From ergodic theorem we can see that:
$\frac{1}{N} \sum_{i}f(x_{i}) \to {E}[f(x)]$ as $n \to \infty$
Does this imply that in ergodic process we can similarly write:
$\frac{1}{N} \sum_{i}E[f(x_{i})] \to \lim_{n \to \infty}{E}[f(x_{n})]$
If this statement is right, then I am a little bit confused about how can we write this?
Fist of all, I think you should correct your writing. At first I was a little confused, because I thought by $x_n$ you mean random variables, but now I think I got what you mean. Please, for the next time write every infromaiton you have, this makes it much easier for others to answer.

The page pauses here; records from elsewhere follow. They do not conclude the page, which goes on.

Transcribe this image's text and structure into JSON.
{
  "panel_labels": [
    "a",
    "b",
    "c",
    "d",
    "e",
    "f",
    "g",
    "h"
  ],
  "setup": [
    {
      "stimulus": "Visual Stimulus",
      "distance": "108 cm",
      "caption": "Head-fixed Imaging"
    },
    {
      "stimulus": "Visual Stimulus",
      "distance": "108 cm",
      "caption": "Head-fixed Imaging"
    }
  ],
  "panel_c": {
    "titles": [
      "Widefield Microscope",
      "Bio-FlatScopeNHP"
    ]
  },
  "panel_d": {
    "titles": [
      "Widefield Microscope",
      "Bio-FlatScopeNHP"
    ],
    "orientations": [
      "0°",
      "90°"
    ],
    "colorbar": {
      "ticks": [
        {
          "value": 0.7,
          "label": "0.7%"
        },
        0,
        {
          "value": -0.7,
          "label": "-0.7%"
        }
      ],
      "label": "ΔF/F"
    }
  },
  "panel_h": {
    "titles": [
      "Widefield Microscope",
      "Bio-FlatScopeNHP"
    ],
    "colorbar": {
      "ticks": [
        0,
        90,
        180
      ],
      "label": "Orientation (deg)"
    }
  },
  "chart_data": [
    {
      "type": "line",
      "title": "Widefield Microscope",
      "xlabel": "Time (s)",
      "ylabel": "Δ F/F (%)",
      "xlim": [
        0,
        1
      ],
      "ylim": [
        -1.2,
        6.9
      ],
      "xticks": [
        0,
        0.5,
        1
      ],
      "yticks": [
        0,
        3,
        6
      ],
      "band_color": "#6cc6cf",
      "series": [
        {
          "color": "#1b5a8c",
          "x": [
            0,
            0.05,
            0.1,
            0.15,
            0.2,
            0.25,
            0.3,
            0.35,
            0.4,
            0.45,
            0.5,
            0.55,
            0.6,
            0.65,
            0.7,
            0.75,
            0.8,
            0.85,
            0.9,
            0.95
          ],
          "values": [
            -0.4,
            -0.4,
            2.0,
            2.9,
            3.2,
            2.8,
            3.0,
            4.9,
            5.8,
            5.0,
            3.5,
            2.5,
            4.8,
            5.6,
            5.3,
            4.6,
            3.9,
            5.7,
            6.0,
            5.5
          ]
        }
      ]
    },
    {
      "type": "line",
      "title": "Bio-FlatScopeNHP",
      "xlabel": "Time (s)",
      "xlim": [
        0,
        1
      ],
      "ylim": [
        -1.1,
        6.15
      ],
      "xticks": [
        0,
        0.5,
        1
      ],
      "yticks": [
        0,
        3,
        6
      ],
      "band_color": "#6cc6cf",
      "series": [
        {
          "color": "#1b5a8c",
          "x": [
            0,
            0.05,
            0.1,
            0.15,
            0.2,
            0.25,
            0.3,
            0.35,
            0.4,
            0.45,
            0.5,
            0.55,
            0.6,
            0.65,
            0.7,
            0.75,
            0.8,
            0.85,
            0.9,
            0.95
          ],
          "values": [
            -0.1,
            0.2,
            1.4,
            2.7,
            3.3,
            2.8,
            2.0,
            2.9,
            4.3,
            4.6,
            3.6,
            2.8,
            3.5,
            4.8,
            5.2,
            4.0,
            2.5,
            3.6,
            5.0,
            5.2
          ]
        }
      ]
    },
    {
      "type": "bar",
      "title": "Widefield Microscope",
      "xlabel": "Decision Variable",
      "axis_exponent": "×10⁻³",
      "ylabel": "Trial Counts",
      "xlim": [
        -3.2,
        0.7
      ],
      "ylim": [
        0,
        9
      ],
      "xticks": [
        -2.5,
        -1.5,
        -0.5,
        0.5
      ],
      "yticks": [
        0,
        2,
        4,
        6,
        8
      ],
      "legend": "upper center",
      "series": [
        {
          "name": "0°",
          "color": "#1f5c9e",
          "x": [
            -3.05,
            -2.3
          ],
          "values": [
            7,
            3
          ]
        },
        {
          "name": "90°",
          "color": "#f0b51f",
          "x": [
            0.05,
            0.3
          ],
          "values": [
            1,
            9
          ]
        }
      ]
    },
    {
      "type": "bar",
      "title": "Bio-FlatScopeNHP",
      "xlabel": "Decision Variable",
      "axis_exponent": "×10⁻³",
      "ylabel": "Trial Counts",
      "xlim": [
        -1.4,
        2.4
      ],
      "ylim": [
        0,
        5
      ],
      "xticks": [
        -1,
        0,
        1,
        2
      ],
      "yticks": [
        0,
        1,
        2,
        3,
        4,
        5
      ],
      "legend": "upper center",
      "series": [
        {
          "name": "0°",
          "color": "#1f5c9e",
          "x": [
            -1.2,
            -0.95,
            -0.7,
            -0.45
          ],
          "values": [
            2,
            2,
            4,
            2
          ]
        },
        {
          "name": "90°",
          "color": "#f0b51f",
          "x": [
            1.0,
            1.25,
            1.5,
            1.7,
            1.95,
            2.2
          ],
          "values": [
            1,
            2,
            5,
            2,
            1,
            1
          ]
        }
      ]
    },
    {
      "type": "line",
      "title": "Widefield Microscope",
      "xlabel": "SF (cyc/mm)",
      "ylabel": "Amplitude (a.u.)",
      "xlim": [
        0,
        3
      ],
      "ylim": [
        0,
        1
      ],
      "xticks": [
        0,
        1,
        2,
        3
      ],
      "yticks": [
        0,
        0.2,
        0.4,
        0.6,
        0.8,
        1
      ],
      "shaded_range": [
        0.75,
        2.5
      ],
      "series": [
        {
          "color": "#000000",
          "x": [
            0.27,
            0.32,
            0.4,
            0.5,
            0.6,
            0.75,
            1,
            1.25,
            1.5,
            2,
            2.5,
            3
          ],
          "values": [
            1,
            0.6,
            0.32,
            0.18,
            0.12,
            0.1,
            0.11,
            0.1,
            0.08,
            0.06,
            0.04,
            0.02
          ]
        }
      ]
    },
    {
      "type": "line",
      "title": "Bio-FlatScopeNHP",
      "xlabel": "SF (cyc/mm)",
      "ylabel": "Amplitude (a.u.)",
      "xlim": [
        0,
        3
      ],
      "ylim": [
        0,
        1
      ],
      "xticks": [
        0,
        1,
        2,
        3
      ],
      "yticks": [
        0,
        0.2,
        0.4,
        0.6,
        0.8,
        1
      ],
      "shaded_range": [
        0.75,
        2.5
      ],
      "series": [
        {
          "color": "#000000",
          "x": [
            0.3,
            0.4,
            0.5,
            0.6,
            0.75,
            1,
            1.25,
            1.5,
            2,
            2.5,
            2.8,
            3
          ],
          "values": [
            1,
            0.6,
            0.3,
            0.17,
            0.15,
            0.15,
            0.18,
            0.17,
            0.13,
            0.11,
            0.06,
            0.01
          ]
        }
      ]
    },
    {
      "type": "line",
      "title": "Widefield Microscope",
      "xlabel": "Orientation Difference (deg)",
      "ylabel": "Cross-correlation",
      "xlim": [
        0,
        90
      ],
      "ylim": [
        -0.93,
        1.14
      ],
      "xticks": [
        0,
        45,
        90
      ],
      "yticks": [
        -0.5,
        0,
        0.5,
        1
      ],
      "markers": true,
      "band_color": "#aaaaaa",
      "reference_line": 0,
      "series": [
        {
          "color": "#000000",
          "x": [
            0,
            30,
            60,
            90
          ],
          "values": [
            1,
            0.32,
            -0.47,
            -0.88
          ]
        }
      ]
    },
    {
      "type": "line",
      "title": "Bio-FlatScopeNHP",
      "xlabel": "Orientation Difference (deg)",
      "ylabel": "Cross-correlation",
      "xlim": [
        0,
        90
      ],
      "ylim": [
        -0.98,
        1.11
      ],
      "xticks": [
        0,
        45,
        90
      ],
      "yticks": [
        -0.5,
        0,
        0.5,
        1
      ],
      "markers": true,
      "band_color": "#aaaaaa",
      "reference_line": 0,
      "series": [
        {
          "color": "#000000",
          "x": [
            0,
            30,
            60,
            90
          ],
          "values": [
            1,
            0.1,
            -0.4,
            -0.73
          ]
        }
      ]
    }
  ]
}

We assume $f\in\mathcal{L}^1(P)$, $x\in X$ ($(X,\sigma,P)$ is your probability space) and $T$ is a measure-preserving transformation. We write $x_i$ for $T^ix$. Then from ergodic theorem follows $$\frac{1}{N} \sum_{i}f(x_{i}) \to {E}[f]\qquad (N\to\infty)\qquad a.s.$$ Define $f^n(y):=f(T^n y)$. Since $T$ is a measure-preserving transformation we have $$E[f^n]=E[f].$$ I think this is what you mean by the rhs of your second equation. The expression $E[f(x_n)]$ doesn't make any sense to me, since we are not talking about random variables. So what you want to show is $$\frac{1}{N} \sum_{i}E[f^i] \to \lim_{n\to\infty}E[f^n]\qquad(\ N\to\infty).$$ But on the lhs you have $\frac{1}{N} \sum_{i}E[f^i]=\frac{1}{N} \sum_{i}E[f]=E[f]$ and on the rhs $E[f^n]=E[f]$. So there is nowhere the need of the limit.